Electrochemical platform based on cytochrome P450 for diagnostic applications in personalized medicine

The personalization of drug therapies has a significant effect on quality and cost of healthcare. In order to personalize a pharmacological treatment, it is required to monitor the concentration of drugs or their metabolites directly in blood and then extract some important pharmacokinetic parameters¹. Amperometric biosensors provide rapid, accurate and quantitative detection of drugs and metabolites with an inexpensive and simple to use set-up. A promising approach is based on cytochrome P450 enzymes² (CYP). Cytochrome P450 enzymes possess multiple substrate recognition sites; therefore they are able to metabolize a wide range of drugs.

 

Figure 1. A) Proposed reaction scheme of the electron transfer to cytochrome P450 and the electrocatalysis of the drug; B) Cyclic voltammetry of Cytochrome P4501A2 in presence of increasing concentration of an anti-inflammatory drug; C) In vitro monitoring of Naproxen (anti-inflammatory drug) continuously delivered by an osmotic pump for 16 hours; D) Schematic and picture of the integration of an implantable platform for multiple drug monitoring.

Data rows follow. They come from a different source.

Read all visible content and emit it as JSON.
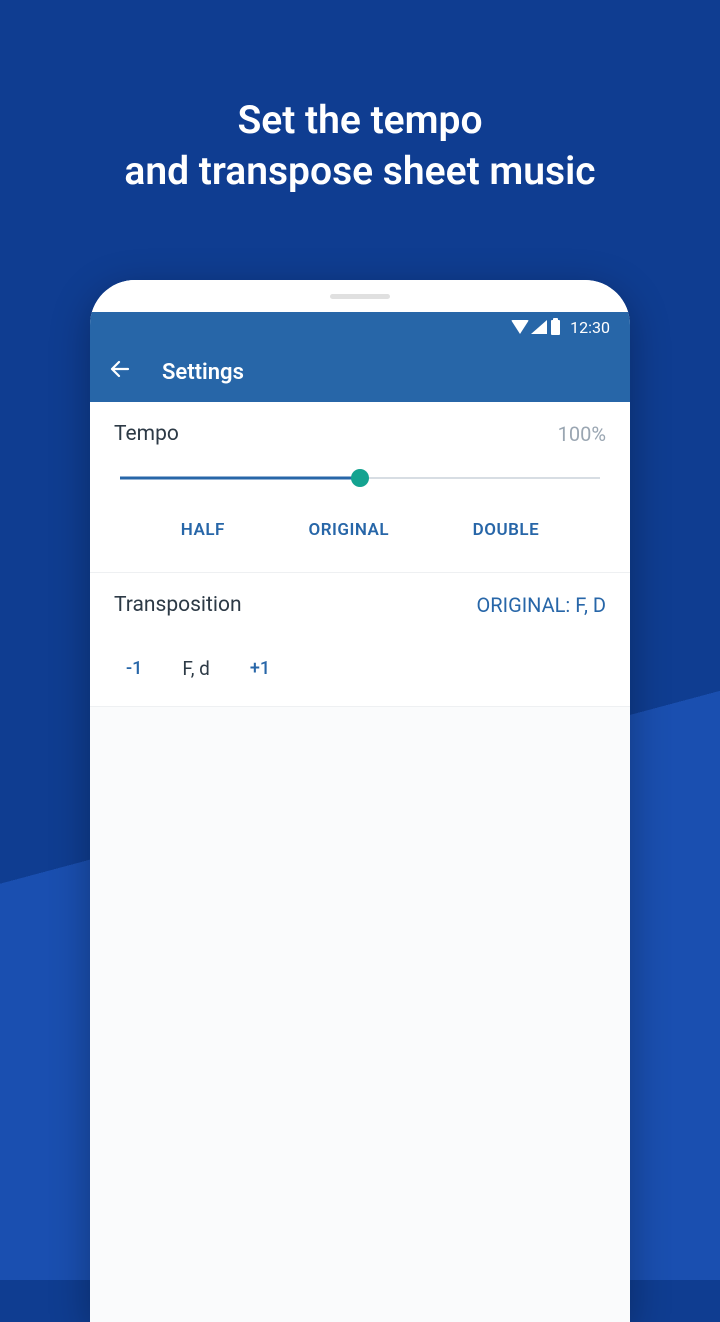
{
  "marketing": {
    "line1": "Set the tempo",
    "line2": "and transpose sheet music"
  },
  "status": {
    "time": "12:30"
  },
  "appbar": {
    "title": "Settings"
  },
  "tempo": {
    "label": "Tempo",
    "value": "100%",
    "preset_half": "HALF",
    "preset_original": "ORIGINAL",
    "preset_double": "DOUBLE",
    "slider_percent": 50
  },
  "transposition": {
    "label": "Transposition",
    "original_label": "ORIGINAL: F, D",
    "btn_down": "-1",
    "current_key": "F, d",
    "btn_up": "+1"
  }
}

The aim of the project is the realization of an integrated biochip for real-time detection of multiple drug compounds. CYP proteins and cyclic voltammetry are employed to identify and quantify the drugs in the sample (Fig. 1B). The detection mechanism of CYP-biosensors is based on the quantification of the drug concentration present in the sample through the coupling of the binding reaction between the CYP and the drug to a current signal, which is detectable with an electrode³ (the detection mechanism for CYP-based biosensors is schematized in Fig. 1A). Multi-walled carbon-nanotubes are used for nano-structuring the electrodes in order to decrease the detection limit until the pharmacological ranges of the considered drug compounds. The sensing platform will be employed to monitor drug in real-time (Fig. 1C), and to detect multiple drugs in human serum. The integrated chip (Fig. 1D), consists of a sensing platform made by an array of electrodes, and other two sensors used to monitor fluctuations in temperature and pH that can affect the electrochemical response of enzymes during drug biosensing. Moreover, the chip is designed to host several microchips capable to perform all the electrochemical measurements and an antenna for the remote powering of the device and the data transmission.

1 J. Lazarou, B. Pomeranz, and P. Corey, Jama, 279, 1200, 1998.
2 N. Bistolas, U. Wollenberger. C. Jung, F.W. Scheller. Biosensor and  Bioelectronics 2005, 20 (12), 2408-23
3 C. Baj-Rossi, G. De Micheli and S. Carrara, Sensors, 12(5), 6520-6537, 2012.

About the speaker:

Camilla Baj-Rossi got a Bachelor Degree in 2008 and a Master Degree in 2010 in Biomedical Engineering at Politecnico di Torino (Italy). She carried out her Master project at EPFL in the Integrated System Laboratory (LSI), working on the design of a multi-panel biochip based on P450 and CNT for drugs monitoring in personalized therapy. Currently she is a PhD student in Microsystems and Microelectronics in the Integrated System Laboratory (LSI) under the direction of Prof. Giovanni De Micheli and Dr. Sandro Carrara.